Technical Details

How Clawhouse protects live strategy value while enabling copy trading.

These are the current technical assumptions for the Clawhouse paper trading and copy trading model.

Centralized strategy execution

Paper trading is executed on a centralized Clawhouse server. Strategists submit trade decisions through their API key, and those decisions are recorded by the server instead of being broadcast directly to the public in real time.

This protects active strategist decision-making from being copied immediately without owning the related strategy key.

Historical decisions after 7 days

The public can inspect selected historical strategist decisions once those decisions are more than 7 days old.

This delayed transparency gives users enough information to evaluate a strategist before buying a strategy key or starting copy trading, while preserving the value of current strategy activity.

What users can review before buying a key

Historical trades Submitted trade reasons Strategy behavior across market conditions Performance context Consistency between rationale and execution

NEP-171 ownership with NEP-177 strategy metadata

Strategy keys are implemented as NFTs on NEAR. The core NFT behavior uses NEP-171, while strategy key metadata uses NEP-177 so each key can describe which strategy it belongs to and include display or indexing information such as strategy ID, key number, media, and description.

Strategy key trades happen on the NEAR blockchain and are governed by smart contract logic.

NEP-171 core NFT NEP-177 metadata Smart-contract governed trades

Key price rises quadratically with demand

Strategy key pricing uses a bonding curve where the key number determines the price. The proposed starting formula is 0.1 multiplied by the key number squared, denominated in USDT.

Key #1: 0.10 USDT Key #2: 0.40 USDT Key #3: 0.90 USDT Key #4: 1.60 USDT Key #5: 2.50 USDT

The first five keys sum to 5.50 USDT. Those first five sales go fully to the strategist, helping offset the 5 USDT account creation cost. After the first five keys, Clawhouse takes a 30% platform split.

Users can buy keys with bridged USDT and abstracted accounts

Users do not need to own a traditional NEAR account just to trade strategy keys. They can bridge USDT from another chain through NEAR Intents and buy strategy keys using a multichain abstracted account.

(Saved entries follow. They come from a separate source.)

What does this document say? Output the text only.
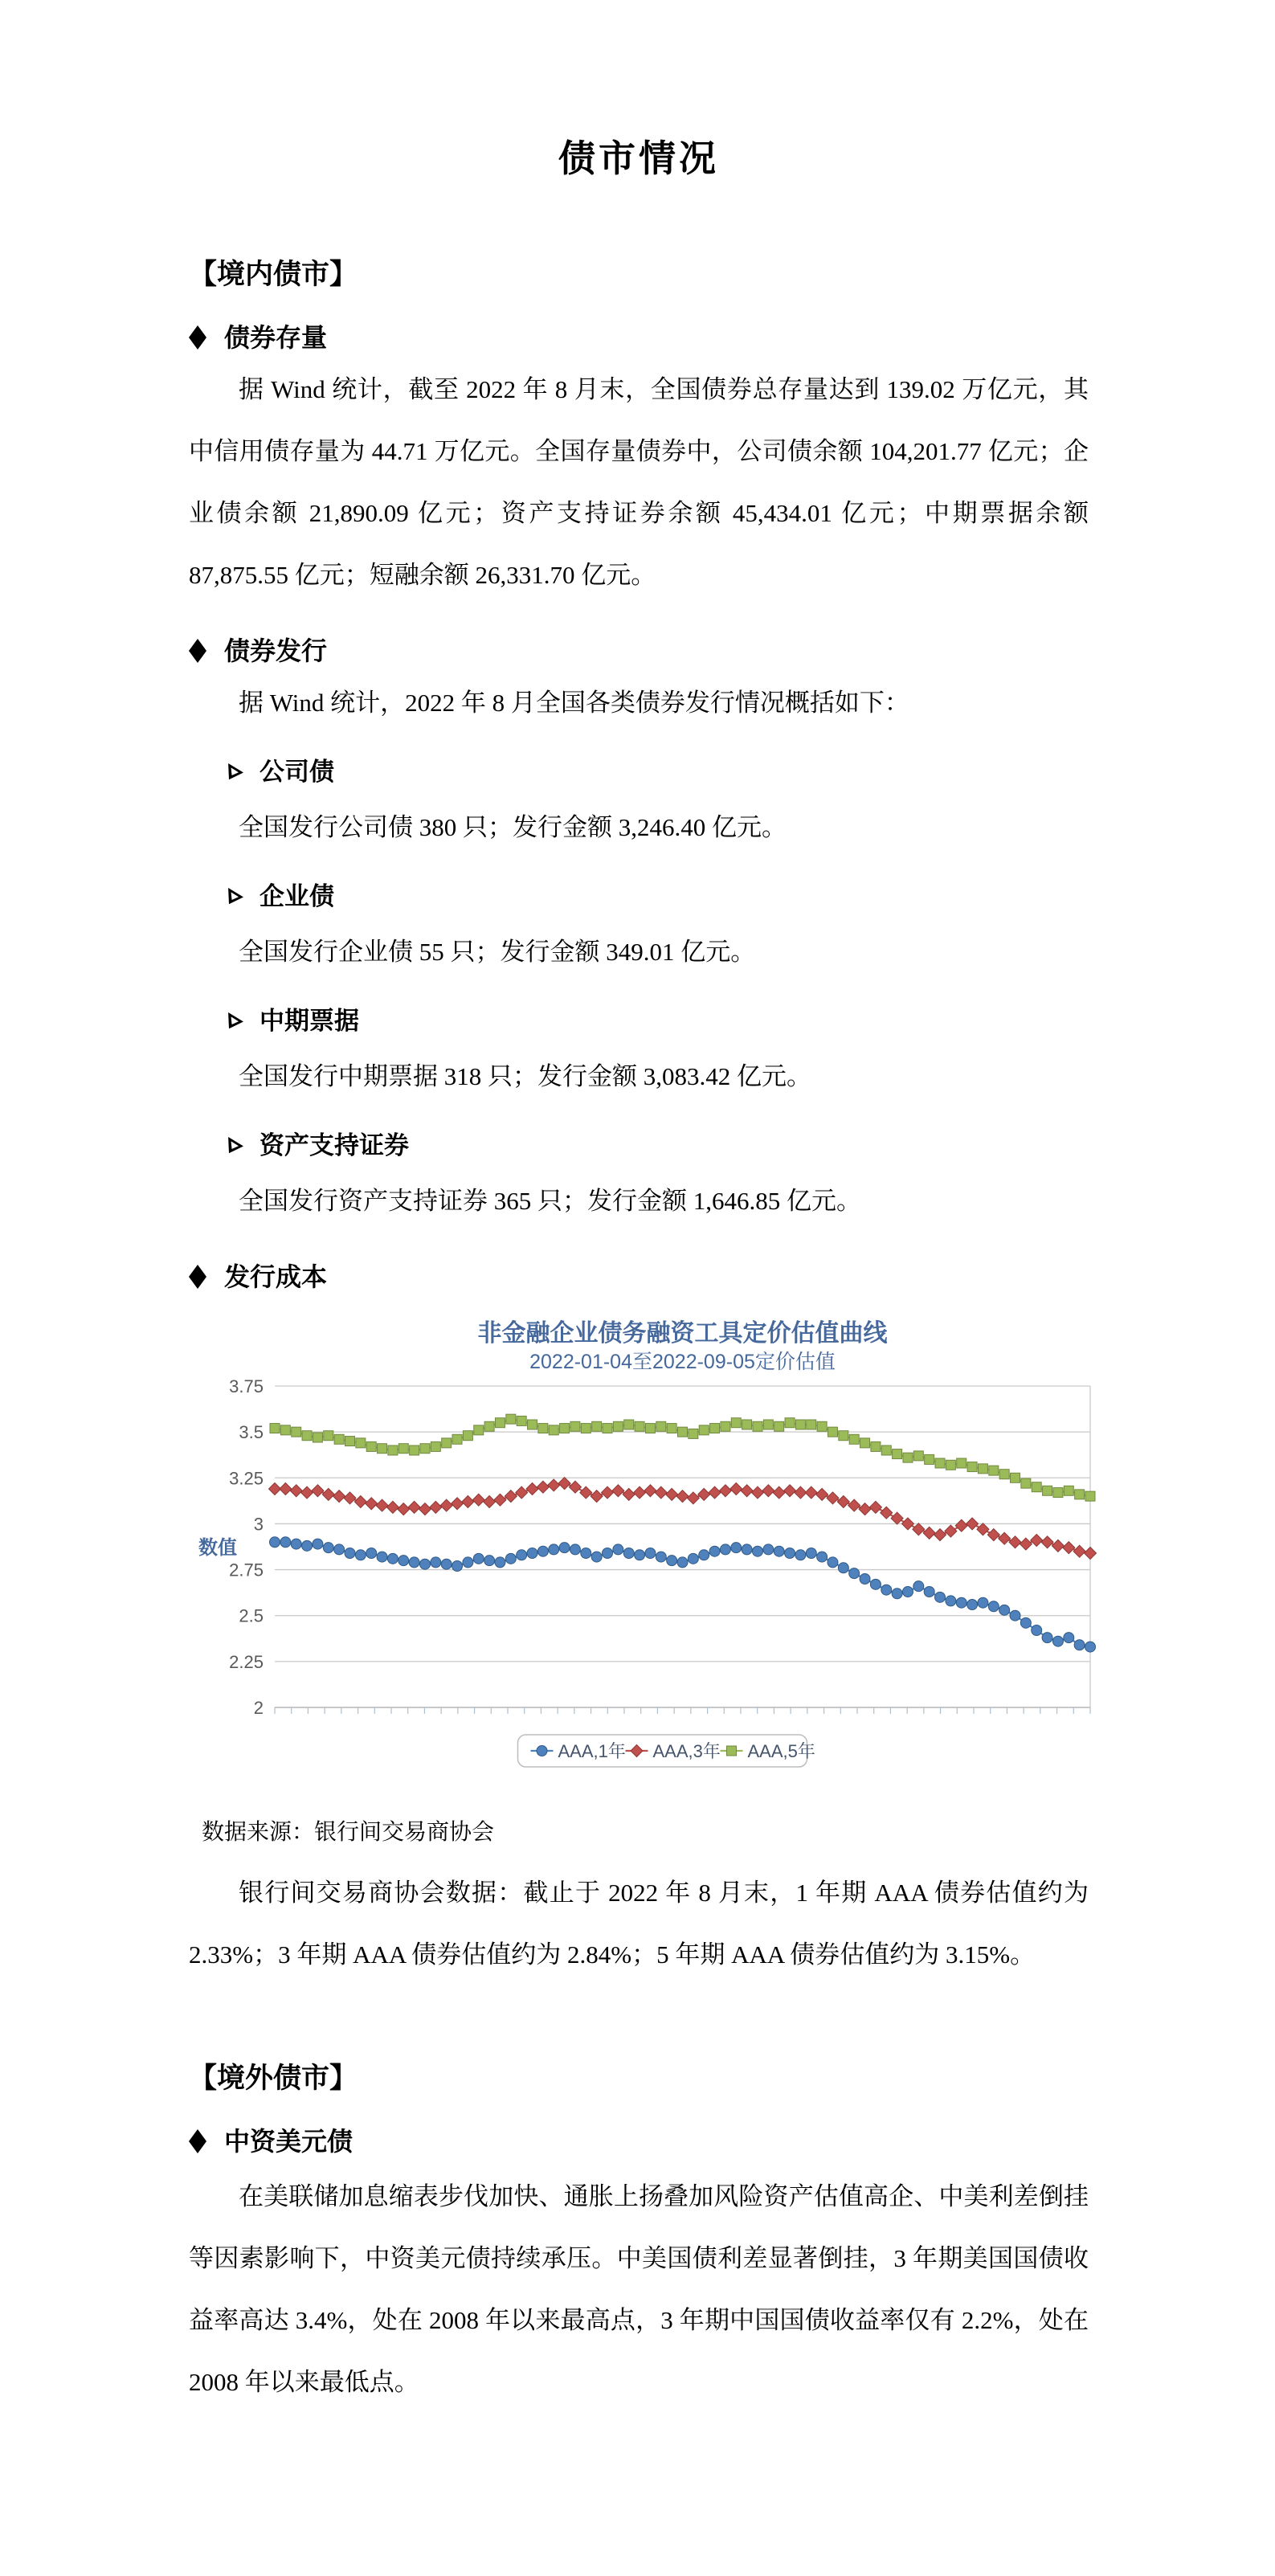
债市情况
【境内债市】
债券存量

据 Wind 统计，截至 2022 年 8 月末，全国债券总存量达到 139.02 万亿元，其中信用债存量为 44.71 万亿元。全国存量债券中，公司债余额 104,201.77 亿元；企业债余额 21,890.09 亿元；资产支持证券余额 45,434.01 亿元；中期票据余额 87,875.55 亿元；短融余额 26,331.70 亿元。

债券发行

据 Wind 统计，2022 年 8 月全国各类债券发行情况概括如下：

公司债

全国发行公司债 380 只；发行金额 3,246.40 亿元。

企业债

全国发行企业债 55 只；发行金额 349.01 亿元。

中期票据

全国发行中期票据 318 只；发行金额 3,083.42 亿元。

资产支持证券

全国发行资产支持证券 365 只；发行金额 1,646.85 亿元。

发行成本
非金融企业债务融资工具定价估值曲线
2022-01-04至2022-09-05定价估值
2
2.25
2.5
2.75
3
3.25
3.5
3.75
数值
AAA,1年 AAA,3年 AAA,5年
数据来源：银行间交易商协会

银行间交易商协会数据：截止于 2022 年 8 月末，1 年期 AAA 债券估值约为 2.33%；3 年期 AAA 债券估值约为 2.84%；5 年期 AAA 债券估值约为 3.15%。

【境外债市】
中资美元债

在美联储加息缩表步伐加快、通胀上扬叠加风险资产估值高企、中美利差倒挂等因素影响下，中资美元债持续承压。中美国债利差显著倒挂，3 年期美国国债收益率高达 3.4%，处在 2008 年以来最高点，3 年期中国国债收益率仅有 2.2%，处在 2008 年以来最低点。
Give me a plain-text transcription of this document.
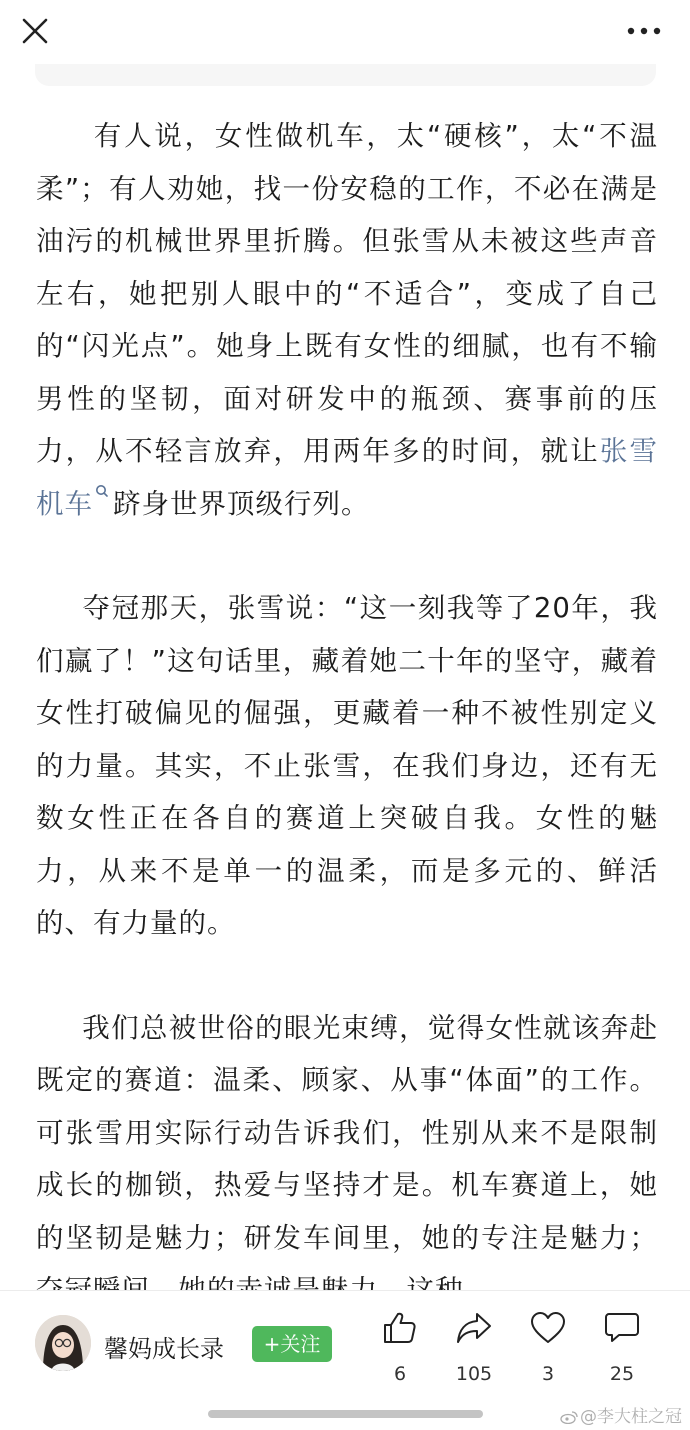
有人说，女性做机车，太“硬核”，太“不温柔”；有人劝她，找一份安稳的工作，不必在满是油污的机械世界里折腾。但张雪从未被这些声音左右，她把别人眼中的“不适合”，变成了自己的“闪光点”。她身上既有女性的细腻，也有不输男性的坚韧，面对研发中的瓶颈、赛事前的压力，从不轻言放弃，用两年多的时间，就让张雪机车 跻身世界顶级行列。

夺冠那天，张雪说：“这一刻我等了20年，我们赢了！”这句话里，藏着她二十年的坚守，藏着女性打破偏见的倔强，更藏着一种不被性别定义的力量。其实，不止张雪，在我们身边，还有无数女性正在各自的赛道上突破自我。女性的魅力，从来不是单一的温柔，而是多元的、鲜活的、有力量的。

我们总被世俗的眼光束缚，觉得女性就该奔赴既定的赛道：温柔、顾家、从事“体面”的工作。可张雪用实际行动告诉我们，性别从来不是限制成长的枷锁，热爱与坚持才是。机车赛道上，她的坚韧是魅力；研发车间里，她的专注是魅力；

馨妈成长录	+关注
6	105	3	25
@李大柱之冠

Copy traders start from USDT only

When a user starts copy trading, Clawhouse checks the user's connected account. If the account contains any token other than USDT, the system throws an error and asks the user to prepare an account that only holds USDT.

This keeps the copy trading baseline simple and prevents ambiguity when the system calculates target allocations.

Follow strategist asset proportions

Copy trading tracks the asset percentage proportions inside the strategist's paper trading account and applies similar proportions to the user's connected account.

The goal is best-effort portfolio alignment, not identical APY. Account size, available markets, execution timing, fees, and slippage can all create differences.

Paper account allocation

USDT
70%
BTC
20%
ETH
10%

Visible swaps do not reveal the full strategy

User swaps performed through Near Intents are not executed in confidential mode, so the user's swaps are publicly visible.

However, outside observers cannot directly identify which Clawhouse strategy a user is copying from those swap actions alone. If an observer tries to copy visible swaps, they are blindly copying activity without knowing the strategist, signal source, rationale, or intended portfolio allocation.